Hello everyone, I was looking at some PCA plots taken from an experiment. These data don't cluster in their first two principal components and if I dig a little bit deeper int he analysis and look at other combinations I can see a clear clustering when comparing 5 (3% of variance) vs 6 (2% of variance).

What does that mean? We would have expected a big separation in the first 2 main principal components. Does it mean that the expected separation is minimal and is explained by the (3+2)%=5% of variance of the whole experiment?

Thanks in advance.

Could be this ^^, and, yes, generally, there is / are some other source(s) of variation in your data that is / are much greater than the expected source.

You can check for statistically significant correlations between your PCs and your metadata via: Correlate the principal components back to the clinical data

Without actually seeing your data, there's not much else that we can say.

Thanks both for the useful hints. Not sure I have ever heard about correlation amongst principal components, sorry! But once you detected other possible source of variation, how can you deal with that? Is it always about checking confounding via SVA or similar tools (btw, SVA returned something like 18-19 surrogate variables)? More importantly, what tells you that once you have corrected your data the results you're seeing are due to biology and are not due to any other artefacts (i.e. overcorrection).
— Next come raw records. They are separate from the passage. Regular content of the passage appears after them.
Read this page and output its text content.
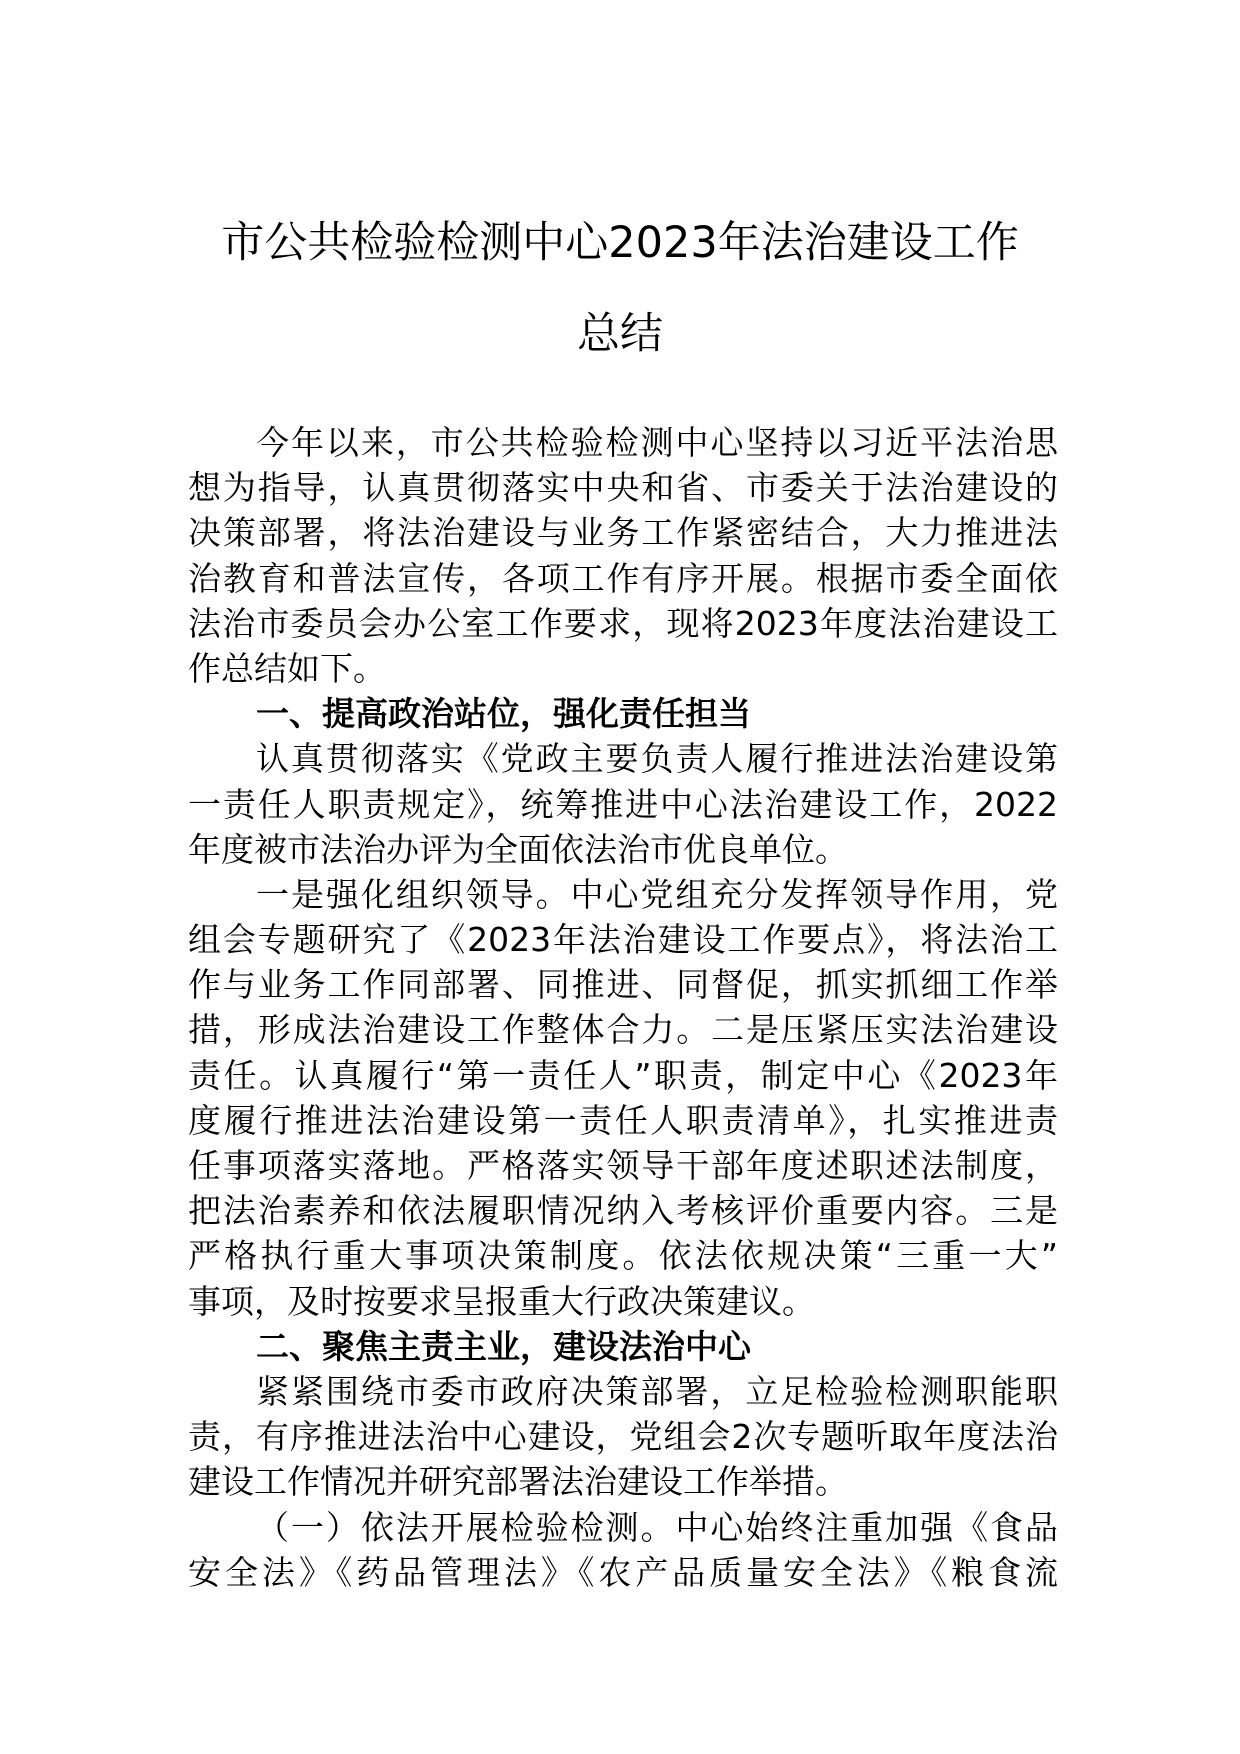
市公共检验检测中心2023年法治建设工作
总结
今年以来，市公共检验检测中心坚持以习近平法治思
想为指导，认真贯彻落实中央和省、市委关于法治建设的
决策部署，将法治建设与业务工作紧密结合，大力推进法
治教育和普法宣传，各项工作有序开展。根据市委全面依
法治市委员会办公室工作要求，现将2023年度法治建设工
作总结如下。
一、提高政治站位，强化责任担当
认真贯彻落实《党政主要负责人履行推进法治建设第
一责任人职责规定》，统筹推进中心法治建设工作，2022
年度被市法治办评为全面依法治市优良单位。
一是强化组织领导。中心党组充分发挥领导作用，党
组会专题研究了《2023年法治建设工作要点》，将法治工
作与业务工作同部署、同推进、同督促，抓实抓细工作举
措，形成法治建设工作整体合力。二是压紧压实法治建设
责任。认真履行“第一责任人”职责，制定中心《2023年
度履行推进法治建设第一责任人职责清单》，扎实推进责
任事项落实落地。严格落实领导干部年度述职述法制度，
把法治素养和依法履职情况纳入考核评价重要内容。三是
严格执行重大事项决策制度。依法依规决策“三重一大”
事项，及时按要求呈报重大行政决策建议。
二、聚焦主责主业，建设法治中心
紧紧围绕市委市政府决策部署，立足检验检测职能职
责，有序推进法治中心建设，党组会2次专题听取年度法治
建设工作情况并研究部署法治建设工作举措。
（一）依法开展检验检测。中心始终注重加强《食品
安全法》《药品管理法》《农产品质量安全法》《粮食流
I would contact the sequencing (?) team and request from them as much metadata about the samples as possible. If SVA detects that many surrogate variables, then that is somewhat worrying about the state of the data, but corroborates with the PCA result that you have encountered, i.e., that there are 1 or more other larger sources of variation in the data than are known.

Once you retrieve metadata from the sequencing team, poi, you can start to investigate which, if any, variables are responsible for the variation, and then proceed from that point.
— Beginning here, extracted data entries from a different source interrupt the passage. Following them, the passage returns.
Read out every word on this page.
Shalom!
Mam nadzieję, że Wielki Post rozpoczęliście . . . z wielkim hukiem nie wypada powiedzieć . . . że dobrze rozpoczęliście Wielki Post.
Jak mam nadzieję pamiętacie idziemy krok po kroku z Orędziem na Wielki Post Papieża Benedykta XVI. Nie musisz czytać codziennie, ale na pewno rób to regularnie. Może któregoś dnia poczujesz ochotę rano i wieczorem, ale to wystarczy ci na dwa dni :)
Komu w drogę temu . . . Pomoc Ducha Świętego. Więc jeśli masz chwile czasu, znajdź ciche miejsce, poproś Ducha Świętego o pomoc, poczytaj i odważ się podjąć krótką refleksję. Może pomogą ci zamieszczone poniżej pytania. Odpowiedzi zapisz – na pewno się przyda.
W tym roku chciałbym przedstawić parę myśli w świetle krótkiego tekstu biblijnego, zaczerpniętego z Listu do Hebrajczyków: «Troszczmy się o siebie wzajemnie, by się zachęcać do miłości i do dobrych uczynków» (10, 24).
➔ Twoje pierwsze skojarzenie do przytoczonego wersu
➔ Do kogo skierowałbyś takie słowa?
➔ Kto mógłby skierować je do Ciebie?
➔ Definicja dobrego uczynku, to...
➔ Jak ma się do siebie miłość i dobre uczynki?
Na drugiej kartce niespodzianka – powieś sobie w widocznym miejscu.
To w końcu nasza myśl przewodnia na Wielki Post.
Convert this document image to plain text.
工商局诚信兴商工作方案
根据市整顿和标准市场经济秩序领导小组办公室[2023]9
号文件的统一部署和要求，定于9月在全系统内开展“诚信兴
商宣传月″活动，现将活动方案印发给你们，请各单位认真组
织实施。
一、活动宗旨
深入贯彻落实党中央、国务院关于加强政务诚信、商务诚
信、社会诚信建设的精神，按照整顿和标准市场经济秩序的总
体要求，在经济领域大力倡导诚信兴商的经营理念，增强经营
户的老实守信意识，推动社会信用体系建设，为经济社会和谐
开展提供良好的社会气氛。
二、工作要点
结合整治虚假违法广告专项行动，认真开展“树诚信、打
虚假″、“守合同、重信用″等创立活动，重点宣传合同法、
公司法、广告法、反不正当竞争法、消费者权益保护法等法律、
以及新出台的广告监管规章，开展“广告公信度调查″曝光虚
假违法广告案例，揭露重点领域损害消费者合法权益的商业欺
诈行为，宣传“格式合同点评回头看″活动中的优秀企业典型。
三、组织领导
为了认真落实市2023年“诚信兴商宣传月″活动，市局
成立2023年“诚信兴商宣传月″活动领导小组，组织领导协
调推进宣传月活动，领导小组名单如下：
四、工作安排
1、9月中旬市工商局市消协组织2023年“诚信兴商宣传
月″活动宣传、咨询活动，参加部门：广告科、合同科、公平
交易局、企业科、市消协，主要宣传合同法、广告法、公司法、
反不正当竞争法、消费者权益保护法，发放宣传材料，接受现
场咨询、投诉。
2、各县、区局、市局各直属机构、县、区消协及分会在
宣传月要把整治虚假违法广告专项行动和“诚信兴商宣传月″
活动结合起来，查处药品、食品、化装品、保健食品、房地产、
If you actually identify 1 or 2 variables that are responsible for the unknown variation, then we go back to the

`removeBatchEffects()`

thread that you created last week (ti ricordi?)Thanks a lot Kevin for these useful information. I think it would be really important to be in touch with the sequencing facility in order to understand what is going on with my samples.

fingers crossed!

Sorry for resurrecting this old post. I am always referring to this dataset where it seems that a nice clustering between groups is mainly achieved when PC5 is plotted against PC6. This is really a curiosity-driven question but would it be possible somehow to

extract and determinewhich genes are involved in the segregation of these samples on the PC5 and 6?Yes,

PCAtoolscan do this: Determine the variables that drive variation among each PCBut, let me know how you have currently done your PCA?